In December, UTC students made an unprecedented seventh place showing among competitors from 75 universities across the country when the winners of the prestigious national Hearst Photo One News and Features contest winners were revealed.
A few months earlier in 2019, UTC students received eight awards in the annual Tennessee Associated Press Broadcasters and Media Editors competition, including four first-place finishes, more than any other competing university and among 300 total entries.
And in February, the Department of Communication hosted a re-accreditation site visit that marked a milestone. For the first time since the Accrediting Council on Education in Journalism and Mass Communications (ACEJMC) gave its first seal of approval to the UTC communication school in 1996, ACEJMC reviewers found no deficiencies during a site visit as part of the re-accreditation process.
“Relief, that’s what I felt most when I learned we had no deficiencies to address” said Felicia McGhee, who, as interim head of the department since 2018, has led the re-accreditation process.
ACEJMC accredits programs in journalism and mass communication at colleges and universities in the United States, Puerto Rico and outside the country. Currently, 117 programs are accredited by ACEJMC: 112 with full accreditation status and five with provisional status. Once full accreditation is achieved, a re-accreditation review must follow every six years.
In 2008, McGhee said, reviewers gave a deficiency to the program’s facilities: “That was based on our building, Frist Hall. Then the Metro Annex, next door, was renovated, so when we got the portion of Metro Annex with the new (TV) studio and new classroom, we were found in compliance on facilities in 2014.”
In the 2014 re-accreditation, however, a deficiency was cited for program assessment.
“What they like to see is that the unit is doing an assessment throughout the year, all six years since the last re-accreditation,” McGhee said. “What’s going well.

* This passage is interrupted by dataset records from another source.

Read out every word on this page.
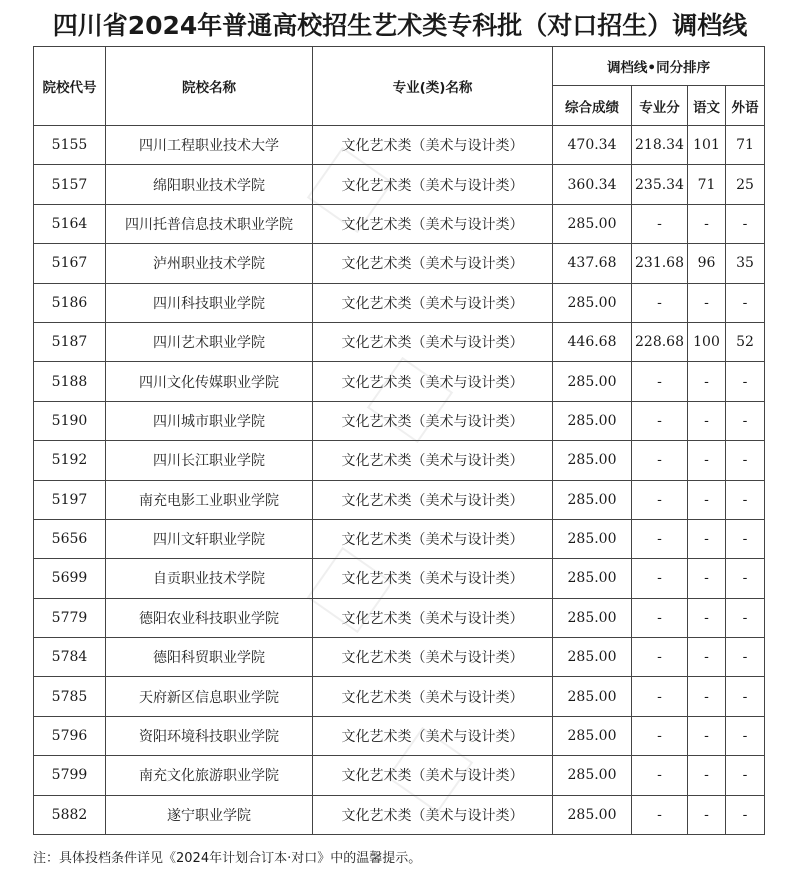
四川省2024年普通高校招生艺术类专科批（对口招生）调档线
院校代号	院校名称	专业(类)名称	调档线•同分排序			
			综合成绩	专业分	语文	外语
5155	四川工程职业技术大学	文化艺术类（美术与设计类）	470.34	218.34	101	71
5157	绵阳职业技术学院	文化艺术类（美术与设计类）	360.34	235.34	71	25
5164	四川托普信息技术职业学院	文化艺术类（美术与设计类）	285.00	-	-	-
5167	泸州职业技术学院	文化艺术类（美术与设计类）	437.68	231.68	96	35
5186	四川科技职业学院	文化艺术类（美术与设计类）	285.00	-	-	-
5187	四川艺术职业学院	文化艺术类（美术与设计类）	446.68	228.68	100	52
5188	四川文化传媒职业学院	文化艺术类（美术与设计类）	285.00	-	-	-
5190	四川城市职业学院	文化艺术类（美术与设计类）	285.00	-	-	-
5192	四川长江职业学院	文化艺术类（美术与设计类）	285.00	-	-	-
5197	南充电影工业职业学院	文化艺术类（美术与设计类）	285.00	-	-	-
5656	四川文轩职业学院	文化艺术类（美术与设计类）	285.00	-	-	-
5699	自贡职业技术学院	文化艺术类（美术与设计类）	285.00	-	-	-
5779	德阳农业科技职业学院	文化艺术类（美术与设计类）	285.00	-	-	-
5784	德阳科贸职业学院	文化艺术类（美术与设计类）	285.00	-	-	-
5785	天府新区信息职业学院	文化艺术类（美术与设计类）	285.00	-	-	-
5796	资阳环境科技职业学院	文化艺术类（美术与设计类）	285.00	-	-	-
5799	南充文化旅游职业学院	文化艺术类（美术与设计类）	285.00	-	-	-
5882	遂宁职业学院	文化艺术类（美术与设计类）	285.00	-	-	-
注：具体投档条件详见《2024年计划合订本·对口》中的温馨提示。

What’s not going well. Do we need to make changes? If we find that we do, how do we close the loop? ACEJMC wants you to close the loop, and what happened in 2014 was that there was some assessment but no closing the loop.”
In response to that, when McGhee stepped in as interim department head in 2018, she kicked off a departmental self-assessment that began with reading all 91 senior seminar papers written by students that year. The department surveyed students and alumni and sought feedback from on-site supervisors of student internships—all toward determining whether graduates were being equipped with skills and knowledge most important and effective to the profession.

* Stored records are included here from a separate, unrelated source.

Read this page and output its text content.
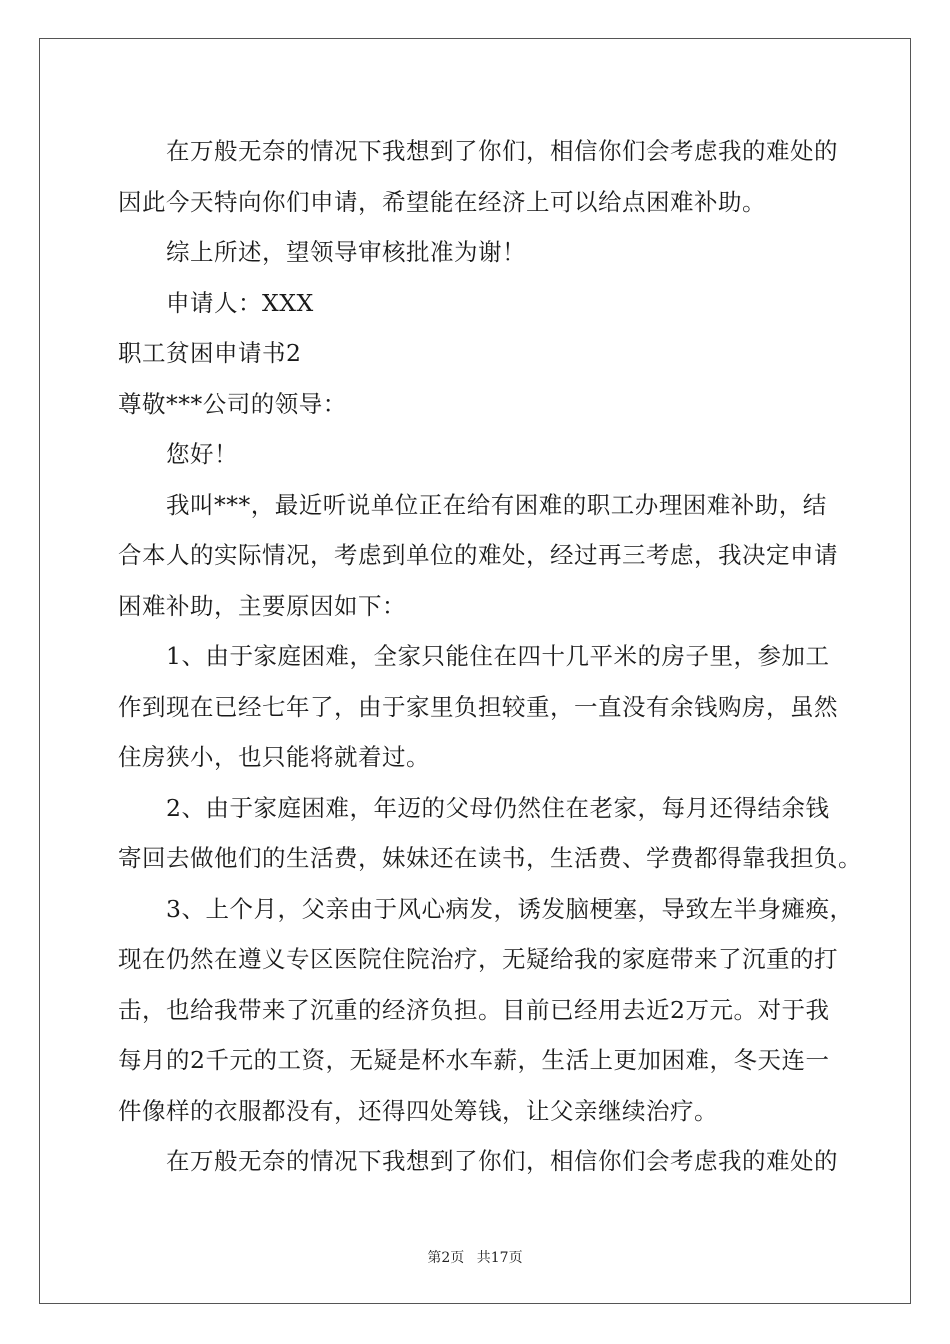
在万般无奈的情况下我想到了你们，相信你们会考虑我的难处的

因此今天特向你们申请，希望能在经济上可以给点困难补助。

综上所述，望领导审核批准为谢！

申请人：XXX

职工贫困申请书2

尊敬***公司的领导：

您好！

我叫***，最近听说单位正在给有困难的职工办理困难补助，结

合本人的实际情况，考虑到单位的难处，经过再三考虑，我决定申请

困难补助，主要原因如下：

1、由于家庭困难，全家只能住在四十几平米的房子里，参加工

作到现在已经七年了，由于家里负担较重，一直没有余钱购房，虽然

住房狭小，也只能将就着过。

2、由于家庭困难，年迈的父母仍然住在老家，每月还得结余钱

寄回去做他们的生活费，妹妹还在读书，生活费、学费都得靠我担负。

3、上个月，父亲由于风心病发，诱发脑梗塞，导致左半身瘫痪，

现在仍然在遵义专区医院住院治疗，无疑给我的家庭带来了沉重的打

击，也给我带来了沉重的经济负担。目前已经用去近2万元。对于我

每月的2千元的工资，无疑是杯水车薪，生活上更加困难，冬天连一

件像样的衣服都没有，还得四处筹钱，让父亲继续治疗。

在万般无奈的情况下我想到了你们，相信你们会考虑我的难处的

第2页 共17页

“Using all of that, we came up with a new curriculum, a new proposal for the bachelor of science,” McGhee said. Thus far, the proposal has been blessed by the College of Arts and Sciences curriculum committee. Assuming the remaining steps are cleared, the new curriculum could be implemented in fall 2021, at the earliest. Working out details with course developing, scheduling and staffing takes time.
Meanwhile, the proposed new curriculum and its approval progress to date satisfied the assessment criterion for re-accreditation. A hard-hat tour of renovations in progress in the former Lupton Library—where the department is to relocate in summer—was McGhee’s key to ensuring no repeat of a facilities deficiency.
She goes before the ACEJMC accrediting council to answer its questions this month, then the full ACEJMC organization votes on re-accreditation in April.
“As a comms major, you really want to go to an accredited program because, not only are they going to teach you theory, they’re teaching you practical skills,” McGhee said. “It means we are going to do everything we possibly can to prepare you for success in the field, and it means you will be ready when it’s time to enter the job market.”